Criterion E: Not better explained by another mental disorder.
Not related to OCD (no intrusive obsessive thought driving the behavior). Not related to BDD (not preoccupied with a perceived defect; she is distressed about the CONSEQUENCES of pulling, not a pre-existing appearance concern). Not stereotypic movement disorder. MET.
Step 2: Comorbid Excoriation and BFRBs
Ms. F also picks at her cuticles and periungual skin. This represents a second body-focused repetitive behavior (BFRB):
Excoriation Disorder comorbidity
Recurrent skin picking at cuticles/periungual skin causing tissue damage (ragged, bleeding cuticles). Repeated attempts to stop. Causes distress. Meets DSM-5-TR criteria for comorbid Excoriation (Skin-Picking) Disorder. COMORBID EXCORIATION PRESENT.
BFRB Cluster
Hair pulling and skin picking frequently co-occur as body-focused repetitive behaviors (BFRBs). Ms. F's mother's lifelong nail biting also represents a BFRB, suggesting a familial pattern. Treatment should address both behaviors simultaneously.
Diagnostic Formulation
Diagnostic Conclusion
Trichotillomania (F63.3) + Excoriation Disorder (L98.1): All 5 DSM-5-TR criteria for Trichotillomania met. Comorbid Excoriation Disorder. Seven-year duration with both automatic and focused pulling patterns. Functional impairment (social avoidance, appearance camouflage). Treatment: Habit Reversal Training (HRT) as first-line behavioral treatment — awareness training, competing response (fist clenching when urge to pull), stimulus control (identifying triggers). N-acetylcysteine (NAC) as augmentation. Consider clomipramine if behavioral intervention and NAC are insufficient.
Teaching Points
- Trichotillomania involves two pulling patterns: 'automatic' (out of awareness, during low-attention activities) and 'focused' (deliberate, often in response to an urge or to find hairs with specific textures). Most patients engage in both patterns. Treatment must address both: stimulus control for automatic pulling, urge surfing and competing responses for focused pulling.

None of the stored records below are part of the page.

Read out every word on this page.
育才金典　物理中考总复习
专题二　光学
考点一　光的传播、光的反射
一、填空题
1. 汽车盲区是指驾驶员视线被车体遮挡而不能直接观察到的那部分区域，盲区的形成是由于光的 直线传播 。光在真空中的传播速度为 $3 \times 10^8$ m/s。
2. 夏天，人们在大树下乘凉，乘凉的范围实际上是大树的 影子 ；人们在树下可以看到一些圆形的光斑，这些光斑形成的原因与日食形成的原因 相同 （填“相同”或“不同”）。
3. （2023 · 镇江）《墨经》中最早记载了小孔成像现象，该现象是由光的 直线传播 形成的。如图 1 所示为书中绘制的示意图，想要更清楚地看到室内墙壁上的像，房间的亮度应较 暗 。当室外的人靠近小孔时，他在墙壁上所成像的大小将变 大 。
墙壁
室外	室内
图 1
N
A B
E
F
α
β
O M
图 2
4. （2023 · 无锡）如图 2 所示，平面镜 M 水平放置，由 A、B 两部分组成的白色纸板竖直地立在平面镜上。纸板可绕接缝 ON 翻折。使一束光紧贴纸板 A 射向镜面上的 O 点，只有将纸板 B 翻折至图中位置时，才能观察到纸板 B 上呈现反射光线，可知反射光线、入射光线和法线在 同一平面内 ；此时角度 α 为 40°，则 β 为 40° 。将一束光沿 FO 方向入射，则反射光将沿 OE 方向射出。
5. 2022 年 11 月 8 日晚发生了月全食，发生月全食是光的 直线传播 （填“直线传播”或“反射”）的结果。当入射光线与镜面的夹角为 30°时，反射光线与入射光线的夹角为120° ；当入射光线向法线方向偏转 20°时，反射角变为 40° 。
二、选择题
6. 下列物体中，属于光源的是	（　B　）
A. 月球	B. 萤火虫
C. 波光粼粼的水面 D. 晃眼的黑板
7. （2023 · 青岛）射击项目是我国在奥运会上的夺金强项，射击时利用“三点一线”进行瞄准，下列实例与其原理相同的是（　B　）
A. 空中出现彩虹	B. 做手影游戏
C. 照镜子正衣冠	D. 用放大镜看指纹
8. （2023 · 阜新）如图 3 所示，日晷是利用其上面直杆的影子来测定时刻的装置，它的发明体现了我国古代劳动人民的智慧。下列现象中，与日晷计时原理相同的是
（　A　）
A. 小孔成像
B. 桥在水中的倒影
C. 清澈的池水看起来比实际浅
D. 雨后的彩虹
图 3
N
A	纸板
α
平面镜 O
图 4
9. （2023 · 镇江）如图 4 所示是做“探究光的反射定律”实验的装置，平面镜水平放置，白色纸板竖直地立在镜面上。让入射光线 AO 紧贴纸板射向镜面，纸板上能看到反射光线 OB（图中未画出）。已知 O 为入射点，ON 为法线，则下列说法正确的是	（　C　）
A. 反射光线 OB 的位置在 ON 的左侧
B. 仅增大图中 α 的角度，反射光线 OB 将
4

- Habit Reversal Training (HRT) is the first-line behavioral treatment. The three core components are: (1) awareness training (recognizing urges and automatic pulling), (2) competing response training (substituting an incompatible behavior when the urge arises), and (3) social support (enlisting a support person to provide feedback).

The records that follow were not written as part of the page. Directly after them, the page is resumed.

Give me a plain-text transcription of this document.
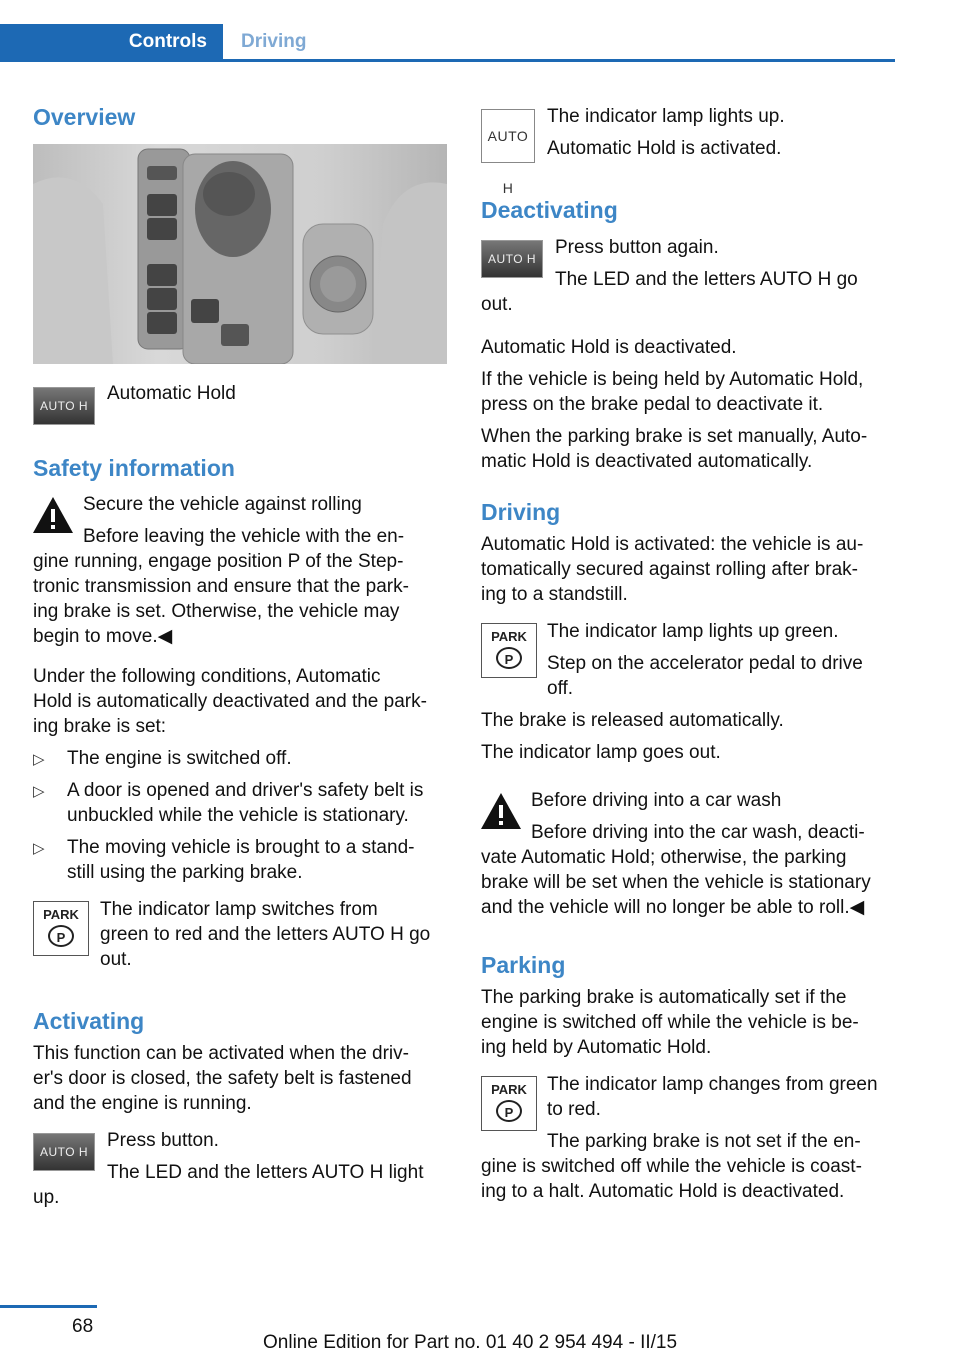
Controls	Driving
Overview
AUTO H
Automatic Hold
Safety information
Secure the vehicle against rolling
Before leaving the vehicle with the en‐
gine running, engage position P of the Step‐
tronic transmission and ensure that the park‐
ing brake is set. Otherwise, the vehicle may
begin to move.◀
Under the following conditions, Automatic
Hold is automatically deactivated and the park‐
ing brake is set:
▷ The engine is switched off.
▷ A door is opened and driver's safety belt is
unbuckled while the vehicle is stationary.
▷ The moving vehicle is brought to a stand‐
still using the parking brake.
PARK
P
The indicator lamp switches from
green to red and the letters AUTO H go
out.
Activating
This function can be activated when the driv‐
er's door is closed, the safety belt is fastened
and the engine is running.
AUTO H
Press button.
The LED and the letters AUTO H light
up.
AUTO H
The indicator lamp lights up.
Automatic Hold is activated.
Deactivating
AUTO H
Press button again.
The LED and the letters AUTO H go
out.
Automatic Hold is deactivated.
If the vehicle is being held by Automatic Hold,
press on the brake pedal to deactivate it.
When the parking brake is set manually, Auto‐
matic Hold is deactivated automatically.
Driving
Automatic Hold is activated: the vehicle is au‐
tomatically secured against rolling after brak‐
ing to a standstill.
PARK
P
The indicator lamp lights up green.
Step on the accelerator pedal to drive
off.
The brake is released automatically.
The indicator lamp goes out.
Before driving into a car wash
Before driving into the car wash, deacti‐
vate Automatic Hold; otherwise, the parking
brake will be set when the vehicle is stationary
and the vehicle will no longer be able to roll.◀
Parking
The parking brake is automatically set if the
engine is switched off while the vehicle is be‐
ing held by Automatic Hold.
PARK
P
The indicator lamp changes from green
to red.
The parking brake is not set if the en‐
gine is switched off while the vehicle is coast‐
ing to a halt. Automatic Hold is deactivated.
68
Online Edition for Part no. 01 40 2 954 494 - II/15
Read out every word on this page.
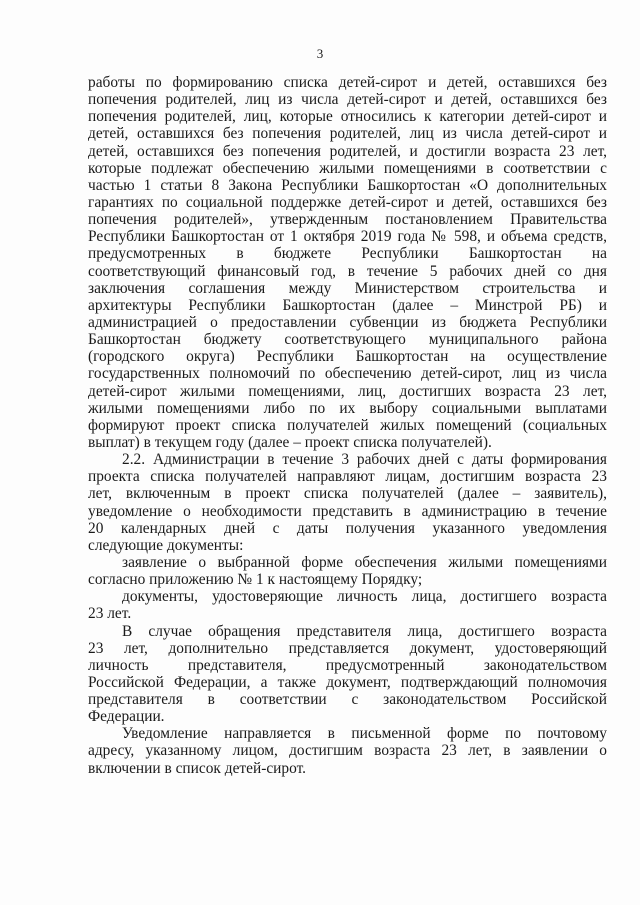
3
работы по формированию списка детей-сирот и детей, оставшихся без
попечения родителей, лиц из числа детей-сирот и детей, оставшихся без
попечения родителей, лиц, которые относились к категории детей-сирот и
детей, оставшихся без попечения родителей, лиц из числа детей-сирот и
детей, оставшихся без попечения родителей, и достигли возраста 23 лет,
которые подлежат обеспечению жилыми помещениями в соответствии с
частью 1 статьи 8 Закона Республики Башкортостан «О дополнительных
гарантиях по социальной поддержке детей-сирот и детей, оставшихся без
попечения родителей», утвержденным постановлением Правительства
Республики Башкортостан от 1 октября 2019 года № 598, и объема средств,
предусмотренных в бюджете Республики Башкортостан на
соответствующий финансовый год, в течение 5 рабочих дней со дня
заключения соглашения между Министерством строительства и
архитектуры Республики Башкортостан (далее – Минстрой РБ) и
администрацией о предоставлении субвенции из бюджета Республики
Башкортостан бюджету соответствующего муниципального района
(городского округа) Республики Башкортостан на осуществление
государственных полномочий по обеспечению детей-сирот, лиц из числа
детей-сирот жилыми помещениями, лиц, достигших возраста 23 лет,
жилыми помещениями либо по их выбору социальными выплатами
формируют проект списка получателей жилых помещений (социальных
выплат) в текущем году (далее – проект списка получателей).
2.2. Администрации в течение 3 рабочих дней с даты формирования
проекта списка получателей направляют лицам, достигшим возраста 23
лет, включенным в проект списка получателей (далее – заявитель),
уведомление о необходимости представить в администрацию в течение
20 календарных дней с даты получения указанного уведомления
следующие документы:
заявление о выбранной форме обеспечения жилыми помещениями
согласно приложению № 1 к настоящему Порядку;
документы, удостоверяющие личность лица, достигшего возраста
23 лет.
В случае обращения представителя лица, достигшего возраста
23 лет, дополнительно представляется документ, удостоверяющий
личность представителя, предусмотренный законодательством
Российской Федерации, а также документ, подтверждающий полномочия
представителя в соответствии с законодательством Российской
Федерации.
Уведомление направляется в письменной форме по почтовому
адресу, указанному лицом, достигшим возраста 23 лет, в заявлении о
включении в список детей-сирот.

- N-acetylcysteine (NAC), a glutamate modulator, has demonstrated efficacy for trichotillomania in clinical trials. It represents a pharmacological option with a favorable side effect profile. Standard dosing is 1200-2400mg daily.

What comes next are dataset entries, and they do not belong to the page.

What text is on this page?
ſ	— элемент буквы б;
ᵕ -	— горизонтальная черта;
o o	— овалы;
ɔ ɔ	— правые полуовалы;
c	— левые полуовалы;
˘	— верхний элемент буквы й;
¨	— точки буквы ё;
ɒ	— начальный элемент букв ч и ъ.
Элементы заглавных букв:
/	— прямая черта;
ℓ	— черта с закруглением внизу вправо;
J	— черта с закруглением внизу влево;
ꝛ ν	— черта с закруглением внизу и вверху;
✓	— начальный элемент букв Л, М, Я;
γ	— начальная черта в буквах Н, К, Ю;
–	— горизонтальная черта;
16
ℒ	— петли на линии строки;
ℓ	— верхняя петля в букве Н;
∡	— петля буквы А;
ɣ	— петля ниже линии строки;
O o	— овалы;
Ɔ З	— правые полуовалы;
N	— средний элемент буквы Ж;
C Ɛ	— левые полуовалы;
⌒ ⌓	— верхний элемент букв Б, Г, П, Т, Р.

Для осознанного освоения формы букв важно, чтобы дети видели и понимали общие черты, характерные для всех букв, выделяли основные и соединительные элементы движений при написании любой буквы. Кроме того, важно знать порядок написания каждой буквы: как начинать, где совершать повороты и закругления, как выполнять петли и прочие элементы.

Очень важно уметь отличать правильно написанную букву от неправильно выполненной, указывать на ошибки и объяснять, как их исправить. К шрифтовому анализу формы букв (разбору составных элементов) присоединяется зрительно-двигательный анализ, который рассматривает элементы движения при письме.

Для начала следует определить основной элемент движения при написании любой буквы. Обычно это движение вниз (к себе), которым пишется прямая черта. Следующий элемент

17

- The oral manipulation pattern (examining the root, running the bulb along lips) is common in trichotillomania and can progress to trichophagia (ingesting hair), which carries the risk of trichobezoar (a hair ball in the GI tract requiring surgical removal). Clinicians should screen for hair ingestion.
- Body-focused repetitive behaviors (hair pulling, skin picking, nail biting, cheek chewing) cluster in families. Ms. F's mother's nail biting suggests shared vulnerability. The cluster nature suggests a common underlying neurobiological mechanism related to grooming behavior regulation.